Ada beberapa alasan. Pertama, PP 36/2021 merupakan produk hukum yang telah disepakati bersama antara Pemerintah dengan DPR, APINDO, KADIN dan perwakilan serikat pekerja yang tergabung dalam tim tripartit sebagai peraturan turunan dari UU Cipta Kerja. Kedua, PP 36/2021 hingga saat ini menjadi dasar hukum pengaturan pengupahan.

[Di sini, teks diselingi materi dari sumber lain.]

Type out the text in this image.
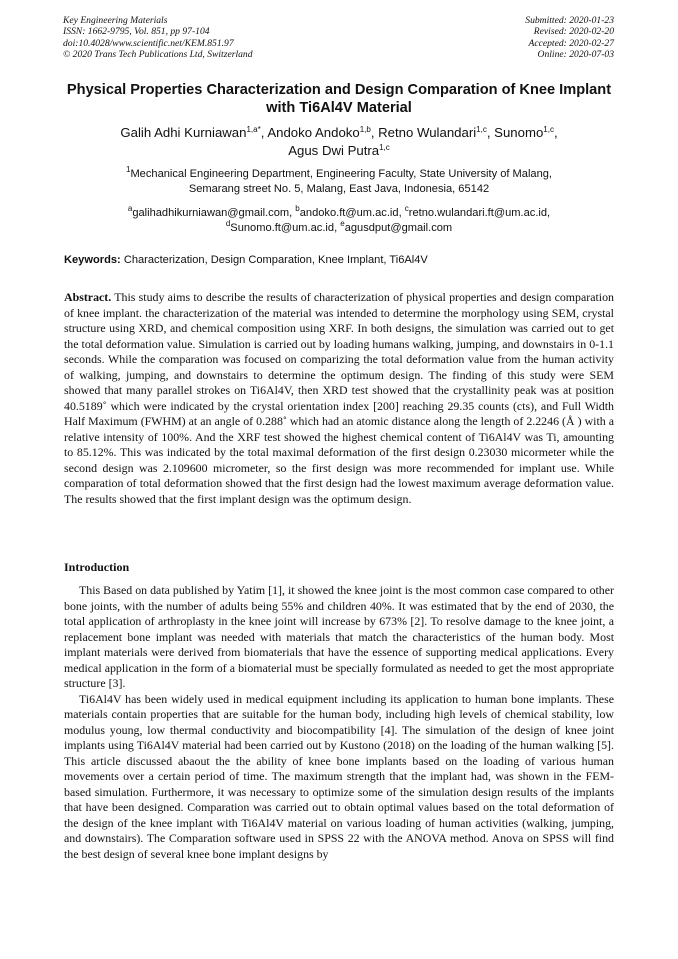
Key Engineering Materials
ISSN: 1662-9795, Vol. 851, pp 97-104
doi:10.4028/www.scientific.net/KEM.851.97
© 2020 Trans Tech Publications Ltd, Switzerland
Submitted: 2020-01-23
Revised: 2020-02-20
Accepted: 2020-02-27
Online: 2020-07-03
Physical Properties Characterization and Design Comparation of Knee Implant with Ti6Al4V Material
Galih Adhi Kurniawan$^{1,a*}$, Andoko Andoko$^{1,b}$, Retno Wulandari$^{1,c}$, Sunomo$^{1,c}$,
Agus Dwi Putra$^{1,c}$
$^1$Mechanical Engineering Department, Engineering Faculty, State University of Malang,
Semarang street No. 5, Malang, East Java, Indonesia, 65142
$^a$galihadhikurniawan@gmail.com, $^b$andoko.ft@um.ac.id, $^c$retno.wulandari.ft@um.ac.id,
$^d$Sunomo.ft@um.ac.id, $^e$agusdput@gmail.com
Keywords: Characterization, Design Comparation, Knee Implant, Ti6Al4V
Abstract. This study aims to describe the results of characterization of physical properties and design comparation of knee implant. the characterization of the material was intended to determine the morphology using SEM, crystal structure using XRD, and chemical composition using XRF. In both designs, the simulation was carried out to get the total deformation value. Simulation is carried out by loading humans walking, jumping, and downstairs in 0-1.1 seconds. While the comparation was focused on comparizing the total deformation value from the human activity of walking, jumping, and downstairs to determine the optimum design. The finding of this study were SEM showed that many parallel strokes on Ti6Al4V, then XRD test showed that the crystallinity peak was at position 40.5189˚ which were indicated by the crystal orientation index [200] reaching 29.35 counts (cts), and Full Width Half Maximum (FWHM) at an angle of 0.288˚ which had an atomic distance along the length of 2.2246 (Å ) with a relative intensity of 100%. And the XRF test showed the highest chemical content of Ti6Al4V was Ti, amounting to 85.12%. This was indicated by the total maximal deformation of the first design 0.23030 micormeter while the second design was 2.109600 micrometer, so the first design was more recommended for implant use. While comparation of total deformation showed that the first design had the lowest maximum average deformation value. The results showed that the first implant design was the optimum design.
Introduction

This Based on data published by Yatim [1], it showed the knee joint is the most common case compared to other bone joints, with the number of adults being 55% and children 40%. It was estimated that by the end of 2030, the total application of arthroplasty in the knee joint will increase by 673% [2]. To resolve damage to the knee joint, a replacement bone implant was needed with materials that match the characteristics of the human body. Most implant materials were derived from biomaterials that have the essence of supporting medical applications. Every medical application in the form of a biomaterial must be specially formulated as needed to get the most appropriate structure [3].

Ti6Al4V has been widely used in medical equipment including its application to human bone implants. These materials contain properties that are suitable for the human body, including high levels of chemical stability, low modulus young, low thermal conductivity and biocompatibility [4]. The simulation of the design of knee joint implants using Ti6Al4V material had been carried out by Kustono (2018) on the loading of the human walking [5]. This article discussed abaout the the ability of knee bone implants based on the loading of various human movements over a certain period of time. The maximum strength that the implant had, was shown in the FEM-based simulation. Furthermore, it was necessary to optimize some of the simulation design results of the implants that have been designed. Comparation was carried out to obtain optimal values based on the total deformation of the design of the knee implant with Ti6Al4V material on various loading of human activities (walking, jumping, and downstairs). The Comparation software used in SPSS 22 with the ANOVA method. Anova on SPSS will find the best design of several knee bone implant designs by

Ketiga, berdasarkan Putusan Mahkamah Konstitusi Nomor 91/PUU-XIX/2021 tanggal 3 November 2021 menyatakan bahwa UU Cipta Kerja masih dapat berlaku untuk jangka waktu dua tahun sampai dengan dilakukan perbaikan-perbaikan yang selama itu tidak diperbolehkan. mengeluarkan kebijakan yang bersifat strategis dan berimplikasi luas. Keempat, PP 36/2021 telah memenuhi filosofi upah minimum sebagai jaring pengaman sosial dan mengakomodasi indikator kondisi ekonomi dan ketenagakerjaan.

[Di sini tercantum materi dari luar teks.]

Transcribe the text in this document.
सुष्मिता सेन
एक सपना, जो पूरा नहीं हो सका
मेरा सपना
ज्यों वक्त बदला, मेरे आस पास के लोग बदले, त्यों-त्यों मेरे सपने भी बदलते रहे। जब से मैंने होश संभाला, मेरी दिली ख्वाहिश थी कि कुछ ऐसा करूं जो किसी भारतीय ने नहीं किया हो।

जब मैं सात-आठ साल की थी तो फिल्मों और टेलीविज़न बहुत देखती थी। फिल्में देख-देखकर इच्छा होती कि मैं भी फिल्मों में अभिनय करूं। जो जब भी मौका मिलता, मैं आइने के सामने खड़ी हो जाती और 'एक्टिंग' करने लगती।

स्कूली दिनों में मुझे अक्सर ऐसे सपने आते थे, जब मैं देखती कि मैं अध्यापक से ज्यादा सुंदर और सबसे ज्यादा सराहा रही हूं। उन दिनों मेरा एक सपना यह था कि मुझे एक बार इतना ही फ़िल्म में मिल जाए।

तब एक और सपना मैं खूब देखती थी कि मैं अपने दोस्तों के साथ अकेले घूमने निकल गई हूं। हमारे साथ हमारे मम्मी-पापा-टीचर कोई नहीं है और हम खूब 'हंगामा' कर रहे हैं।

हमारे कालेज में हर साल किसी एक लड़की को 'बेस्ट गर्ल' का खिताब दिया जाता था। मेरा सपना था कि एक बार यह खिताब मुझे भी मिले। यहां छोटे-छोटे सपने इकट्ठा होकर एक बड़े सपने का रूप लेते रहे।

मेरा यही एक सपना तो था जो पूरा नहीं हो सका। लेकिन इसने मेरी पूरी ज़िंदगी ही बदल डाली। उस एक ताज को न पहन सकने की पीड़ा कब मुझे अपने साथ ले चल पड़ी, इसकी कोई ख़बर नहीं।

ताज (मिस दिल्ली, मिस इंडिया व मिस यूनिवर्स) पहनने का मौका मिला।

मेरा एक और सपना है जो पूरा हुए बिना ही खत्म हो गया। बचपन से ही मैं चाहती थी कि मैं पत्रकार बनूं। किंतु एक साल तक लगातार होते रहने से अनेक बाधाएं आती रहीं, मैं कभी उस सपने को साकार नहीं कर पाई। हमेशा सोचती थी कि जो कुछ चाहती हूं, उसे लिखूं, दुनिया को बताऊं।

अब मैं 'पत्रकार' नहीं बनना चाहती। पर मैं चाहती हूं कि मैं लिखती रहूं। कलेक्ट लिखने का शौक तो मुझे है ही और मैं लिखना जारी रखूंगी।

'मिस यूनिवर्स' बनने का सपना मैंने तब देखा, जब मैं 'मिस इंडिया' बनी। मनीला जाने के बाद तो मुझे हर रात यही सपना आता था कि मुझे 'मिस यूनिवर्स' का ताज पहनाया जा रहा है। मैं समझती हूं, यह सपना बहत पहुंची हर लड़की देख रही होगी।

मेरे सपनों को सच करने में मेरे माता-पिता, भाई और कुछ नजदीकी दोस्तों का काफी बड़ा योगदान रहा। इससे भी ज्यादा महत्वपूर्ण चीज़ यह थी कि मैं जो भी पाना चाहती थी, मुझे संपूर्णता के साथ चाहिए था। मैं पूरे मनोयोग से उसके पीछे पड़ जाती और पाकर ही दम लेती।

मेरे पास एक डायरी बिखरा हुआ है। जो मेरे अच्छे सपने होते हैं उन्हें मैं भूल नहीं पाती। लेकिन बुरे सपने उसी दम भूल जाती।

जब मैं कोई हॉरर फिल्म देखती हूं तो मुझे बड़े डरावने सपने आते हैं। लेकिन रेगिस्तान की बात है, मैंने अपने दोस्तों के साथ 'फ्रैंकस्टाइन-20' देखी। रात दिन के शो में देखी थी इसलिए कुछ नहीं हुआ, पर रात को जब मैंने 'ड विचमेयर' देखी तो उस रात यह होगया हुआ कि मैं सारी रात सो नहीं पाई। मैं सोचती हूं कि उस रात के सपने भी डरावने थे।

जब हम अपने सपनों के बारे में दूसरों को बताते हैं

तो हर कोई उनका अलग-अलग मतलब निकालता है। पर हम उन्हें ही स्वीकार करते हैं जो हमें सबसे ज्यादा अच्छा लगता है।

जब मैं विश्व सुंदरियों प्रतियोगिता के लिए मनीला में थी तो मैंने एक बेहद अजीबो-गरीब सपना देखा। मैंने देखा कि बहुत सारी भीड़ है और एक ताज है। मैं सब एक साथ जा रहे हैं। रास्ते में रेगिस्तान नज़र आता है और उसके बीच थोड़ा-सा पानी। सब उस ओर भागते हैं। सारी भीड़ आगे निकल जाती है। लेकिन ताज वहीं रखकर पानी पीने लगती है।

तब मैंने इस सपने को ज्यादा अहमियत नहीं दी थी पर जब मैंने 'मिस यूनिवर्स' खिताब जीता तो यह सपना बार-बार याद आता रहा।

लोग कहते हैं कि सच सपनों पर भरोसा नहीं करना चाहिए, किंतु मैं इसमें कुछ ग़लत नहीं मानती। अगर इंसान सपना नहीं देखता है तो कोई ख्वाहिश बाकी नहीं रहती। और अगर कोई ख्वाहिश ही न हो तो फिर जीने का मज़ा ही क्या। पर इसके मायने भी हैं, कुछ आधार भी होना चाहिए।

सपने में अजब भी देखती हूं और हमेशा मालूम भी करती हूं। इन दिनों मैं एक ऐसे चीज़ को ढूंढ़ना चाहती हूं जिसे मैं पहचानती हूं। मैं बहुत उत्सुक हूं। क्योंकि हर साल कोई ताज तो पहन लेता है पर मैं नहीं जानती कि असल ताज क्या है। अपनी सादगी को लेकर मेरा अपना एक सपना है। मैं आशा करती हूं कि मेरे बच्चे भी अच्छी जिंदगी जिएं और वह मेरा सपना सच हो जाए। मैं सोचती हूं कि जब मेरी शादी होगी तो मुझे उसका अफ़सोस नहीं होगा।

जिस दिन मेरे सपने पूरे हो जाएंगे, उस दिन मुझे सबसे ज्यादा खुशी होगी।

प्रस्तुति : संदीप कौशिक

Alasan kelima, Permenaker 18/2022 tidak dibahas dalam forum Dewan Pengupahan dan Lembaga Kerja Sama Tripartit Nasional dan bertentangan dengan Undang-Undang Nomor 12 Tahun 2011 tentang Pembentukan Peraturan Perundang-undangan. Keenam, Permenaker 18/2022 mengubah formula pengupahan secara drastis dari PP 36/2021, menggeser waktu penetapan UMP dan UMK serta membuat pengaturan tambahan yang bertentangan dengan filosofi upah minimum. Alasan terakhir adalah potensi berkurangnya kepastian hukum yang akan meningkatkan kecemasan investor dalam mengembangkan usahanya di Indonesia. Atas alasan penolakan Permenaker 18/2022, DPP APINDO telah melakukan uji materil ke Mahkamah Agung dan akan melakukan proses Pengadilan Tata Usaha Negara (PTUN) bagi Gubernur yang tidak menetapkan UMP dan UMK Tahun 2023 sesuai PP 36/ 2021.

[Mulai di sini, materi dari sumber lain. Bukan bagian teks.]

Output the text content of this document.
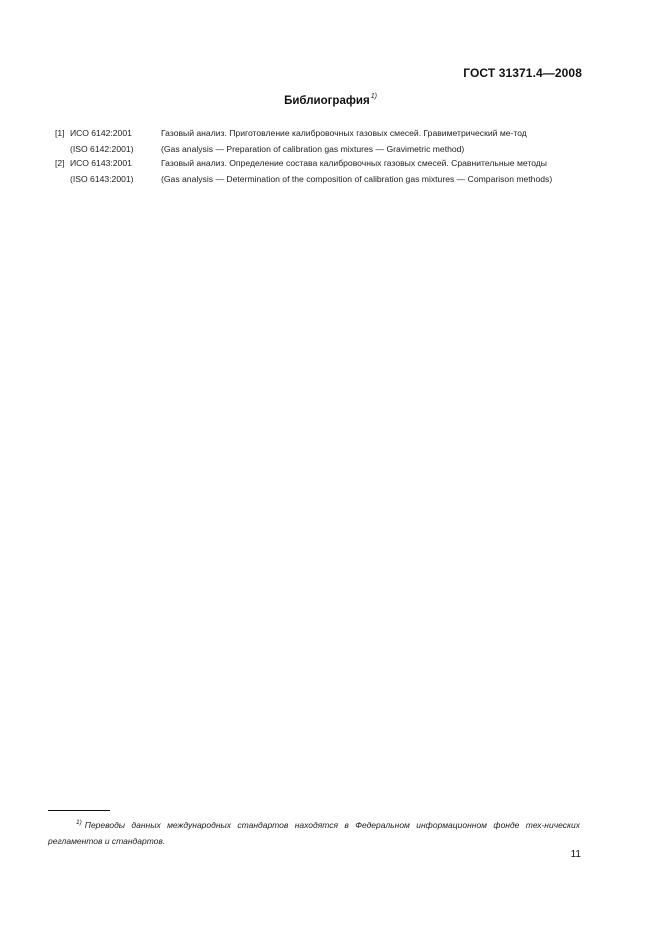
ГОСТ 31371.4—2008
Библиография$^{1)}$
[1] ИСО 6142:2001	Газовый анализ. Приготовление калибровочных газовых смесей. Гравиметрический ме-тод
(ISO 6142:2001)	(Gas analysis — Preparation of calibration gas mixtures — Gravimetric method)
[2] ИСО 6143:2001	Газовый анализ. Определение состава калибровочных газовых смесей. Сравнительные методы
(ISO 6143:2001)	(Gas analysis — Determination of the composition of calibration gas mixtures — Comparison methods)
$^{1)}$ Переводы данных международных стандартов находятся в Федеральном информационном фонде тех-нических регламентов и стандартов.
11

Terlepas dari pro kontra penetapan UMP dan UMK 2023, saat ini berdasarkan amanat UU Cipta Kerja sendiri komponen produktivitas belum masuk dalam perhitungan upah. Pengusaha beranggapan bahwa perhitungan upah minimum hanya mempertimbangkan fungsi upah sebagai jaring pengaman sosial tanpa mempertimbangkan seberapa besar kontribusi pekerja terhadap perusahaan. Di sisi lain, pekerja beranggapan bahwa upah yang diberikan tidak sebanding dengan kontribusinya dalam bekerja jika hanya dihitung berdasarkan indeks kebutuhan hidup minimum. Di sisi ini, kita menunggu peran Dewan Pengupahan untuk merumuskan pengupahan dengan memasukkan komponen produktivitas.
Perppu Nomor 2 Tahun 2022
Kejutan kedua yang muncul tahun ini adalah terbitnya Peraturan Pemerintah Pengganti Undang-Undang (Perppu) Nomor 2 Tahun 2022 tentang Cipta Kerja. Perppu ini merupakan bentuk tanggapan Pemerintah atas Putusan Mahkamah Konstitusi Nomor 91/PUU-XIX/2021 tanggal 3 November 2021 sebagai koreksi atas Undang-Undang Nomor 11 Tahun 2020 tentang Cipta Kerja.
Tidak banyak pasal yang berubah dari ketentuan UU 11/2020, yaitu ketentuan pasal 64 tentang outsourcing, pasal 67 tentang penyandang disabilitas, pasal 84 tentang hak istirahat pekerja, pasal 88C tentang kewenangan gubernur untuk menetapkan upah minimum, pasal 88D berkaitan dengan rumusan upah minimum dan pasal 88F sebagai pasal tambahan Perppu ini yang memuat kewenangan Pemerintah untuk menetapkan rumusan upah minimum yang berbeda dengan ketentuan pasal 88D, khususnya ayat (2).
Ketentuan pasal 88F merupakan pasal yang paling banyak dikritik dalam Perppu ini. Jika Pasal 88F diberlakukan, ada kekhawatiran bahwa peraturan turunan untuk menetapkan upah minimum dapat berubah setiap tahun. Hal ini dapat menimbulkan ketidakpastian pengaturan pengupahan yang merugikan tidak hanya bagi pekerja dan pengusaha, tetapi juga bagi investor. Pasal 88D khususnya ayat (2) juga cukup mengkhawatirkan karena komponen ‘indeks tertentu’ dalam penentuan upah tidak jelas. Untuk itu perlu adanya penjelasan yang komprehensif mengenai variabel-variabel tersebut.
Semoga pro dan kontra terkait dua guncangan ketenagakerjaan di awal tahun 2023 ini tidak mengurangi keharmonisan dan kondusifitas hubungan industrial yang harus kita jaga dan dapat dibenahi sesuai koridor ketenagakerjaan.